- Born: Edward George Bollard 21 January 1920 Athlone, Ireland
- Died: 10 November 2011 (aged 91) Auckland, New Zealand
- Education: Emmanuel College, Cambridge
- Children: Alan Bollard
- Scientific career
- Fields: Botany, science administration
- Workplaces: Department of Scientific and Industrial Research
- Thesis: (1948)
- Academic advisors: F. T. Brooks

= Ted Bollard =

New Zealand botanist, plant physiologist and science administrator (1920–2011)

Edward George Bollard (21 January 1920 – 10 November 2011) was a New Zealand plant physiologist and science administrator.

==Biography==
Born in Athlone, Ireland in 1920, Bollard moved to New Zealand as a child with his family. His family settled in Glen Eden, and he became dux at Mt Albert Grammar School. After this, he attended Auckland University College (now the University of Auckland).
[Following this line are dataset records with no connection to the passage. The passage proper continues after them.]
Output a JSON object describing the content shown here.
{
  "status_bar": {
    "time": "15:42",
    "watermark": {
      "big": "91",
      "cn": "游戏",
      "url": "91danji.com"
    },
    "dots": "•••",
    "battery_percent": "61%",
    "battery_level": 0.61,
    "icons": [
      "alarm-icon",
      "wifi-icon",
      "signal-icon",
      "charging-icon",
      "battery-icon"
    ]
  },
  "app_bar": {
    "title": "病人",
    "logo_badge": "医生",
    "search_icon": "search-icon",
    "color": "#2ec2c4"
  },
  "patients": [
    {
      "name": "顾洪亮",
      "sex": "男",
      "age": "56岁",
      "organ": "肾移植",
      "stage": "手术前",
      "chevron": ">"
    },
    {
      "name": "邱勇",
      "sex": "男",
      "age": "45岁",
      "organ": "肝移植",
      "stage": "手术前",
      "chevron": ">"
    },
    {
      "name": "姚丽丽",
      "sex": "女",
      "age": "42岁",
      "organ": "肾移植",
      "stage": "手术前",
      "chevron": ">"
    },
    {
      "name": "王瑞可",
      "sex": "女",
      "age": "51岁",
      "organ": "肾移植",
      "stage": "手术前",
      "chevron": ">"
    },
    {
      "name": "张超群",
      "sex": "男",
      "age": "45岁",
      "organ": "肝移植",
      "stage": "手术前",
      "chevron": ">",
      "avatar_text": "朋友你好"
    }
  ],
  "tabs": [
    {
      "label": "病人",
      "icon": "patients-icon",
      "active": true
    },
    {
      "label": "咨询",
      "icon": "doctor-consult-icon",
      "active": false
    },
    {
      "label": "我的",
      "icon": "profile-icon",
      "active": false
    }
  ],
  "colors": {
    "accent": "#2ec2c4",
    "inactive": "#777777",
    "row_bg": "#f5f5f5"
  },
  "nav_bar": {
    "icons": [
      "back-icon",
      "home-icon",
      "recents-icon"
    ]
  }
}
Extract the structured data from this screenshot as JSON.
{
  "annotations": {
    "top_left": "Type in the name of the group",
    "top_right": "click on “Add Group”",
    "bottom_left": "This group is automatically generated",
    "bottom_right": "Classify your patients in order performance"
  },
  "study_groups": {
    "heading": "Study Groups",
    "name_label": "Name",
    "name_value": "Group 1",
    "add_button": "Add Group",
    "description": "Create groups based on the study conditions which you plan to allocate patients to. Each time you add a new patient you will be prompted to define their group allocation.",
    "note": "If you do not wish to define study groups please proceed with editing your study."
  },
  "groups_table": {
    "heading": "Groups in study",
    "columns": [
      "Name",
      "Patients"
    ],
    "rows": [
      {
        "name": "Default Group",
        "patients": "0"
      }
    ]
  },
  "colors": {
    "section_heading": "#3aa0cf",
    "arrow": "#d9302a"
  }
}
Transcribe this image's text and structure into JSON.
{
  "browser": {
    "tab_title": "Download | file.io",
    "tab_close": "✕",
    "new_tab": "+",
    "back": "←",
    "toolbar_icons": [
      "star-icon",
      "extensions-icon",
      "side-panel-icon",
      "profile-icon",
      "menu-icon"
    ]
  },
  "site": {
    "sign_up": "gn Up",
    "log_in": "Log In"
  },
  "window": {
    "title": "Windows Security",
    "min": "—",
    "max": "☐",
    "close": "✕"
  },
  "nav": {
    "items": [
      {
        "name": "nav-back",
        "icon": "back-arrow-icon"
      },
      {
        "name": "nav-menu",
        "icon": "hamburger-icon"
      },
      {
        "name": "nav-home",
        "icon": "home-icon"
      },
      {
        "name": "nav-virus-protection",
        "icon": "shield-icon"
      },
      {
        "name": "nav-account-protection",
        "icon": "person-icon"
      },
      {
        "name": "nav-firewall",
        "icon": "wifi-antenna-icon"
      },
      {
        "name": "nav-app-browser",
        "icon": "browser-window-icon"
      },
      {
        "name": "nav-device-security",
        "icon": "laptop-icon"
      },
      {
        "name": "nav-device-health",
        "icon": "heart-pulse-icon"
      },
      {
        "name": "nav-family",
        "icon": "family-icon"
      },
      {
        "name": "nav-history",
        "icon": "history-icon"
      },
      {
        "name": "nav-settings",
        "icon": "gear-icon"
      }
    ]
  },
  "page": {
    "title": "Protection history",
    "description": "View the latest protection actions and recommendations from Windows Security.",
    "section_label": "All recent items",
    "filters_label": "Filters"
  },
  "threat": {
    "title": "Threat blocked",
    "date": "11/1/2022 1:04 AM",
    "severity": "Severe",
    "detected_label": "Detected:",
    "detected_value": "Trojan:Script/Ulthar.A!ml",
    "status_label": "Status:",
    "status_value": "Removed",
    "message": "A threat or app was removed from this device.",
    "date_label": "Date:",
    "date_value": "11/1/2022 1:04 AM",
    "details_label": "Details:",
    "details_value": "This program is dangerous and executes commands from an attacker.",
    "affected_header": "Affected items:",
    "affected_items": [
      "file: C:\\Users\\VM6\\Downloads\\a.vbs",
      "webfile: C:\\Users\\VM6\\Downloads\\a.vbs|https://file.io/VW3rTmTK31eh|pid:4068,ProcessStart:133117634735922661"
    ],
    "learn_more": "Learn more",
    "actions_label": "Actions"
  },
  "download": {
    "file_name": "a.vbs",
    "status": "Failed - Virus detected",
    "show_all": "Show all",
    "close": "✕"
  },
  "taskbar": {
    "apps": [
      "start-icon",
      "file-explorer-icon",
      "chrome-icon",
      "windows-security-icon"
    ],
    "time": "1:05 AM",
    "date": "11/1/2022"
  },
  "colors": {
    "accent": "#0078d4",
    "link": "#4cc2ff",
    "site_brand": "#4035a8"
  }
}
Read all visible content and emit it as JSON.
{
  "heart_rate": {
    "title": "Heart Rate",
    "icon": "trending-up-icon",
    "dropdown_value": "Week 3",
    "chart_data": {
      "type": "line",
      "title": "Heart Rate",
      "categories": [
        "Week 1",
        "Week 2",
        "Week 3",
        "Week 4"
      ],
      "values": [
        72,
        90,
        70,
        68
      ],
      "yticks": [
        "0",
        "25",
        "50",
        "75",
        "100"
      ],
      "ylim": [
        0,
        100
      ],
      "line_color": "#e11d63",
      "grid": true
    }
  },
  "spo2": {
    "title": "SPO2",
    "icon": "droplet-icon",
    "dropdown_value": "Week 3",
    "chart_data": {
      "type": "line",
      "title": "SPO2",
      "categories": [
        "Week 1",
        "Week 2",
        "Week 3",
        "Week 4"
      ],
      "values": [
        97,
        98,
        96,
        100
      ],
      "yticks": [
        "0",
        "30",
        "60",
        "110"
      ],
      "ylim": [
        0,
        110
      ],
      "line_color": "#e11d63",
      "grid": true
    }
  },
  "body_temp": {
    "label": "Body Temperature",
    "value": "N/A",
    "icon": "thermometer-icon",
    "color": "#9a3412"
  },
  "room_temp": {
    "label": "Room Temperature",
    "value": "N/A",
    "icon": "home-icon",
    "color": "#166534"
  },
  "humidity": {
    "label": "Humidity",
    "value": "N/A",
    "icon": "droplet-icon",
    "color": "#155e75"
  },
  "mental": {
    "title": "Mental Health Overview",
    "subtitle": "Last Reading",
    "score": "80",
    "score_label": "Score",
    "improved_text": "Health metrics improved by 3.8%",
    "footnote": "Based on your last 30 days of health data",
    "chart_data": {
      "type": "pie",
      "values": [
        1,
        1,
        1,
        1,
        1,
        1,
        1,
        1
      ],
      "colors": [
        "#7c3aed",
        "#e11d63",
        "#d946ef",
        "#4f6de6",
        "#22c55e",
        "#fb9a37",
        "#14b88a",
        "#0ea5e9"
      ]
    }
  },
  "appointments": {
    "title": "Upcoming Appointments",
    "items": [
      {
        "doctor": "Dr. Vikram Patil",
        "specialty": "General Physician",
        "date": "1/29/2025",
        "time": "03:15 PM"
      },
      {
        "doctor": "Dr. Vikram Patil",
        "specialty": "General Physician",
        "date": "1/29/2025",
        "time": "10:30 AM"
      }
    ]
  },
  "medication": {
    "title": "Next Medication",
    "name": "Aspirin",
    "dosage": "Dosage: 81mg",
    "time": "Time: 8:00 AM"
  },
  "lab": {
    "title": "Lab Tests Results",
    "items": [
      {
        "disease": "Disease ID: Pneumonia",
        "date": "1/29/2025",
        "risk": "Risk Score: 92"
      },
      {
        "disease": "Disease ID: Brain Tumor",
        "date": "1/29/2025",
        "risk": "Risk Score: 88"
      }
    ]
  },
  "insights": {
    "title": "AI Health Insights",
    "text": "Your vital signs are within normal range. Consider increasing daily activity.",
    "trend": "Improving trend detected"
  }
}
He joined Plant Diseases Division of the Department of Scientific and Industrial Research (DSIR), but all territorial units were called up after the bombing of Pearl Harbor and he left with the 9th Reinforcements of the 2nd New Zealand Expeditionary Force. He was involved in the invasion of Italy. Despite being a Pākehā, he was assigned to the Māori Battalion as a signaller.

At the end of the war he received a bursary to attend Emmanuel College, Cambridge and do a PhD under F. T. Brooks.

Returning to New Zealand he rejoined the DSIR and rose to direct its plant diseases division. He was elected a Fellow of the Royal Society of New Zealand in 1964, and was award the Hector Medal in 1972. In 1977, he was awarded the Queen Elizabeth II Silver Jubilee Medal, and in the 1983 New Year Honours, he was appointed a Commander of the Order of the British Empire, for services to science.

Bollard died in Auckland in 2011 and his ashes were interred at Purewa Cemetery in 2013.